Once again, by complete coincidence, my reading seems to have followed a pattern: powerful and often unhappy childhood memories which have cast long shadows onto the protagonists’ later lives. I generally avoid ‘misery memoirs’, as they feel almost voyeuristic to me, but these books each have a more unusual perspective on traumatic pasts.
Midwinter is the time of year when the book takes place, but it is also the name of the father and son duo at the heart of this book. It is also about the icy coldness and lack of communication which seems to exist between the two. Landyn and Vale Midwinter are hardy and dour Suffolk farmers. Ten years ago Landyn had tried to save the family from financial ruin by moving them to a farm in Zambia. During their time there, his wife (Vale’s mother) was killed and the two returned home but have never fully come to grips with the tragedy. Vale starts to act up, with stupid and tragic consequences, but his father is unable to talk to him about it, in this fierce indictment of the ‘stiff upper lip’ or manliness which refuses to talk about pain and grief. Meanwhile, Landyn is fascinated by a fox he sees in the neighbourhood, whom he associates with his dead wife. This is very reminiscent of the Japanese folk tales about kitsune, fox spirits, who shape shift into human form, and are typically the guardians and protectors of the family, as long as you do not try to delve too deeply into their secrets.
This is a slow, atmospheric read, designed to capture a farmer’s fierce love of the land and its creatures. There are some beautiful descriptive passages and sentences, polished like gemstones, but I can see how the overall effect could strike some readers as overloaded and cumbersome. I was enchanted by the book, despite its occasional repetitions. There is a timeless quality to it, you feel it could have taken place at any time over the past 100 years or so. Although very rooted in its local area, it reminded me in many ways of Michelle Bailat Jones’ Fog Island Mountains, right down to the fox spirit, the complex husband/wife dynamic, the difficulty in communicating with the next generation, the loving respect and careful observation of nature.
Undeniably grim and yet no worse than other ‘misery memoirs’ about neglected/abused children or real stories I’ve heard about growing up gay in Eastern Europe or the Middle East.
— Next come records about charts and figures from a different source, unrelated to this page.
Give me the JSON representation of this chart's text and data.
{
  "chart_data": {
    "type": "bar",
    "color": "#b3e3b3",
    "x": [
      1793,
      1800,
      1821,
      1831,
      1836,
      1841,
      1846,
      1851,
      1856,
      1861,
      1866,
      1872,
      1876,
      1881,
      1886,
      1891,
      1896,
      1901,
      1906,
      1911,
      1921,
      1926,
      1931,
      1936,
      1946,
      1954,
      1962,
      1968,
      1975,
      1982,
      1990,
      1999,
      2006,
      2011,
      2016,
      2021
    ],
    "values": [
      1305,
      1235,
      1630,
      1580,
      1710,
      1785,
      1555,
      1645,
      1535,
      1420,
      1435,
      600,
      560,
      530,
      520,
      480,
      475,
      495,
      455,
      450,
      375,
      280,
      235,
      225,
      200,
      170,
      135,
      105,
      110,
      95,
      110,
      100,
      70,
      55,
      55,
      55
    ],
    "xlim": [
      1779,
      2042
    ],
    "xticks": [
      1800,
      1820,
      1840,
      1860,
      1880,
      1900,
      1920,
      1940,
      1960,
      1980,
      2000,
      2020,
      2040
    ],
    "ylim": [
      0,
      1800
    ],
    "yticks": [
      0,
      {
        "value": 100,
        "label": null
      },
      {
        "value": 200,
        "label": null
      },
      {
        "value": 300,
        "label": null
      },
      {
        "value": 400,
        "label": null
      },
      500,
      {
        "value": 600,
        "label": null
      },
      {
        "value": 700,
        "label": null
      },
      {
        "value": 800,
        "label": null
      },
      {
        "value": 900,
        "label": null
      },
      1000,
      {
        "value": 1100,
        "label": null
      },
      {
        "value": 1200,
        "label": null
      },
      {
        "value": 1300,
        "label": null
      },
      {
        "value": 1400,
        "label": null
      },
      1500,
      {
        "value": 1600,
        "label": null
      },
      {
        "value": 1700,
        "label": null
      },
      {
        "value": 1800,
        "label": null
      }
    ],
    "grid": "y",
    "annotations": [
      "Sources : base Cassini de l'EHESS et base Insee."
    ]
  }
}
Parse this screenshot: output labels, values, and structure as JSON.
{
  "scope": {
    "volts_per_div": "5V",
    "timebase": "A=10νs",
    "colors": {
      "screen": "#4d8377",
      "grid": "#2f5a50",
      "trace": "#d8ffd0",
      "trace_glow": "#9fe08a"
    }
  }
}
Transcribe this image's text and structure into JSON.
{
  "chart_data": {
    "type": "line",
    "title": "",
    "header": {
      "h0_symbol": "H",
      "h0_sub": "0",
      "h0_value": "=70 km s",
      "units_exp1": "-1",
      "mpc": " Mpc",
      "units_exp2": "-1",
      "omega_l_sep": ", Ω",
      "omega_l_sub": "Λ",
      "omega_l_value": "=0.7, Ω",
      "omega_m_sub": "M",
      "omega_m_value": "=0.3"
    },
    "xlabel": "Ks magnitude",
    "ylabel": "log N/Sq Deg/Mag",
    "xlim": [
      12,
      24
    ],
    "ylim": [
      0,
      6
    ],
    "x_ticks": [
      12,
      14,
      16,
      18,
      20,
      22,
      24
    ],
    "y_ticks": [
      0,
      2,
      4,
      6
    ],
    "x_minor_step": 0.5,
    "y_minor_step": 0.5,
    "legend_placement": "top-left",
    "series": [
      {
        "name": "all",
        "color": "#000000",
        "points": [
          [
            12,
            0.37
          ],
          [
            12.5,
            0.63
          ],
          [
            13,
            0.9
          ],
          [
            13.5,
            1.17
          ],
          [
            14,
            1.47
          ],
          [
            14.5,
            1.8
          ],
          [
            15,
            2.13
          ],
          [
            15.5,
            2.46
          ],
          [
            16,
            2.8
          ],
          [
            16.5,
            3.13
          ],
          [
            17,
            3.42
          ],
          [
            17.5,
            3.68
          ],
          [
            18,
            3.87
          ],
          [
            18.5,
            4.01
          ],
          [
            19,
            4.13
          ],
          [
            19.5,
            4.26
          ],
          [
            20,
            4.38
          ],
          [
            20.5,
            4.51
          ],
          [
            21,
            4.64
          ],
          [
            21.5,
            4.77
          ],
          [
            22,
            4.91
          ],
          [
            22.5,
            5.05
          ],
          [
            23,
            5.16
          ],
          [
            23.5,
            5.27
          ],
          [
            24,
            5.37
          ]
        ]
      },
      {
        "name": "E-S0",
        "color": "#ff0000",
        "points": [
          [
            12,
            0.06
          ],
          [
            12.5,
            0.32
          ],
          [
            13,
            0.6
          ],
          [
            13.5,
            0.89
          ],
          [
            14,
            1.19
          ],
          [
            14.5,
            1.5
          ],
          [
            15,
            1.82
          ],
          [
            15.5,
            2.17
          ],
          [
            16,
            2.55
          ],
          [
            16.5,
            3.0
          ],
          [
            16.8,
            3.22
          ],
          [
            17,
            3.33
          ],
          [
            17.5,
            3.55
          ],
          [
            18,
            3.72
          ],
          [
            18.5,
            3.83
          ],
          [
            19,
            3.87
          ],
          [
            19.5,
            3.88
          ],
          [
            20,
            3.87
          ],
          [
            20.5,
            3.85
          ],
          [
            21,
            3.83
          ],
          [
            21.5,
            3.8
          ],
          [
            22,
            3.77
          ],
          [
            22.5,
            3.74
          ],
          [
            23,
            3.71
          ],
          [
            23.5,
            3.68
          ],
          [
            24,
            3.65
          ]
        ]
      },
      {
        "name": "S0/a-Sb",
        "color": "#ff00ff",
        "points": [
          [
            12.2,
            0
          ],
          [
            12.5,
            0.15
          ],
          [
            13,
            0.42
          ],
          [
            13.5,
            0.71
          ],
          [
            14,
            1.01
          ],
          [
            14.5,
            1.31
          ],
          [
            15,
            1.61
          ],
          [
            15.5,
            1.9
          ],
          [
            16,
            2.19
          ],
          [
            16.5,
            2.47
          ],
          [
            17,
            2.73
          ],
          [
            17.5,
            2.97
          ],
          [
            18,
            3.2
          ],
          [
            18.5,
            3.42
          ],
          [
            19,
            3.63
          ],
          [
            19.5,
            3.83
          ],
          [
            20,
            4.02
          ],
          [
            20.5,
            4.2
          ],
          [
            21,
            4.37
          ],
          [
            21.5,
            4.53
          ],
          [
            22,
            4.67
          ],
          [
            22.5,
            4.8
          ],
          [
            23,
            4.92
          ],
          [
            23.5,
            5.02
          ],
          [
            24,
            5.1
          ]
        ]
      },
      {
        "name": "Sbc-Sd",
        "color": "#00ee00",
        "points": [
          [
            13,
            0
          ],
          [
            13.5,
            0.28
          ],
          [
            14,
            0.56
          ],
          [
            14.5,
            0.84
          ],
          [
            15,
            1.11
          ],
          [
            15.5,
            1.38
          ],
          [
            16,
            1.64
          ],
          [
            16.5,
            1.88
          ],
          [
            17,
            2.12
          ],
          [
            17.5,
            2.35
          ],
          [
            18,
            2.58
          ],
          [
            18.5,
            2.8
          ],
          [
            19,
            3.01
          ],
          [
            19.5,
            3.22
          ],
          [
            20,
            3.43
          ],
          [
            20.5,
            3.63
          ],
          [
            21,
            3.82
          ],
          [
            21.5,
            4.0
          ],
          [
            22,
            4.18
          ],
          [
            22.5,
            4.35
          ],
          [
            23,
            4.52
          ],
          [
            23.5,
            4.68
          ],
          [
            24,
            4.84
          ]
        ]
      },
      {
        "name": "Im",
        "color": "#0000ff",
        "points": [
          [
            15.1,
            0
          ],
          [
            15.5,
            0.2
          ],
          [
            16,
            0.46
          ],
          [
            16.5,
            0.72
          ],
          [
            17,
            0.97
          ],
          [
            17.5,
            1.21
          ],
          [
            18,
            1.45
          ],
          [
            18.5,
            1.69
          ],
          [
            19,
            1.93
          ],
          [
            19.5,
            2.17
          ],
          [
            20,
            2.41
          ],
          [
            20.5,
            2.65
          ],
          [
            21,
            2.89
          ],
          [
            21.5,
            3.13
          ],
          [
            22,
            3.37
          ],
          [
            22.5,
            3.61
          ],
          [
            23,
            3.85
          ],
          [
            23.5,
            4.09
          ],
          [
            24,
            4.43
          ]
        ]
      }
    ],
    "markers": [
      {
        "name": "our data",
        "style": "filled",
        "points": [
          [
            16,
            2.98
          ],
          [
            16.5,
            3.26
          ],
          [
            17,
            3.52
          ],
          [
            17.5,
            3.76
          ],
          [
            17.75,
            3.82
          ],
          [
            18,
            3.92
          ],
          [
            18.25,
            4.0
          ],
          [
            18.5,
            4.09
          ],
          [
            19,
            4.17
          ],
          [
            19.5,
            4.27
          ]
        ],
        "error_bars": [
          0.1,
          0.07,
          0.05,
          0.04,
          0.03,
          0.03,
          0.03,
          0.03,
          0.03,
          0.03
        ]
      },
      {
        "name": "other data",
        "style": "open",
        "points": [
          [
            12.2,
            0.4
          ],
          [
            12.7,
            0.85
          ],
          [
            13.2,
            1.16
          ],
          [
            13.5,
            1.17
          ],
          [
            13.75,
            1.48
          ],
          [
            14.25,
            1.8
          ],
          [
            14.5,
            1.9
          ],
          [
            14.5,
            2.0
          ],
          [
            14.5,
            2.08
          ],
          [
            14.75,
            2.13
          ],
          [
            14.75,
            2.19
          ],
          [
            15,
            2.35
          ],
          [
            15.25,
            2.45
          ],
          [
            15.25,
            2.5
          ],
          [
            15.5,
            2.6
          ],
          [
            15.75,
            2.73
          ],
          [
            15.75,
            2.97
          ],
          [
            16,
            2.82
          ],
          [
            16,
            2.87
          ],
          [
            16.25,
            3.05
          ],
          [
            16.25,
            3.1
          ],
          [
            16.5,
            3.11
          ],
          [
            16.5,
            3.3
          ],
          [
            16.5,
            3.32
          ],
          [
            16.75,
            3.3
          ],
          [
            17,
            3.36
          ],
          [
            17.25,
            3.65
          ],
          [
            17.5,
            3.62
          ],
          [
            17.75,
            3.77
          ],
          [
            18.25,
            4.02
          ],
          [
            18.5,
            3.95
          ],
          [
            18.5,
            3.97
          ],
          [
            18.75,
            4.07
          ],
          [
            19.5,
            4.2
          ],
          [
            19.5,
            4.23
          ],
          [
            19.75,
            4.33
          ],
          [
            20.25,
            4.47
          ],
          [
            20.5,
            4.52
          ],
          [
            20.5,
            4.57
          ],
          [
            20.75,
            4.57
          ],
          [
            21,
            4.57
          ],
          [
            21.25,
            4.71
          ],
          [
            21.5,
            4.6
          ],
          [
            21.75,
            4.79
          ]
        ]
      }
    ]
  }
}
The shocking thing is that it’s not taking place in the 1950s or in some developing country, but in France in the 1990s, early 2000s. The contradictory nature of his parents, the equal amounts of disdain for politics and yet yearning for authority that they display is perhaps the best description of the background of many Le Pen voters. Yet I have to agree with Emma that this feels like a very one-sided description of his childhood, that there must have been teachers and school authorities involved in helping him leave that miserable life behind. Nevertheless, it’s a more measured, dry, objective way of describing traumatic events than in some American memoirs of this type.
There were some fascinating similarities and differences with the film ‘Moonlight’, which also shows a perspective on what it means to grow up as a ‘double outsider’ in society, a perspective which is not often given a voice. Both show how violence (gun crime in the American perspective, brawling and fighting in the French perspective) is fetishised as ‘proof of manliness’. This book is as violent an indictment of working class values and prejudices, as Hervé Bazin’s Viper in the Fist is of Catholic rural bourgeois values.
Suffolk, Zambia, Picardy and now Quebec: proof that childhood unhappiness, abuse and neglect can be universal. Unlike the more contemporary novels above, O’Neill’s story takes us back to the 1920s/1930s, with this tale of two orphans, Pierrot and Rose, who find temporary comfort and escape in each other and the magical world they create with their music, dance and entertainment.
A strange, unsettling, provocative tale, with moments of magical flights of fancy and the language of legends applied to the very grim and unvarnished reality of the Great Depression and trying to lighten the mood of this bleak story. I am still not quite sure what to think of it, as it seems to be rather uneven or a novel of parts. Initially the style seemed almost too plain and bare (describing the rape of a minor), then it became increasingly ornate, even baroque at times. I was enchanted by it in parts, repelled in others – which is what I think the author intended. I expected the story to end when Pierrot and Rose finally find each other again as grown-ups, but this is a book about the desire to escape into fairy-tale, not a fairy-tale as such, so it doesn’t end on a happily ever after.
Heather O’Neill is a poet of a writer who can seem to play around with words, always intriguing me but also punching me hard in the stomach. Despite the wistful waltzing around with imaginary bears, make no mistake: this book is just as hard-hitting as Lullabies for Little Criminals. But don’t believe the marketing hype – it has very little in common with The Night Circus by Erin Morgenstern, except that it defies easy categorisation.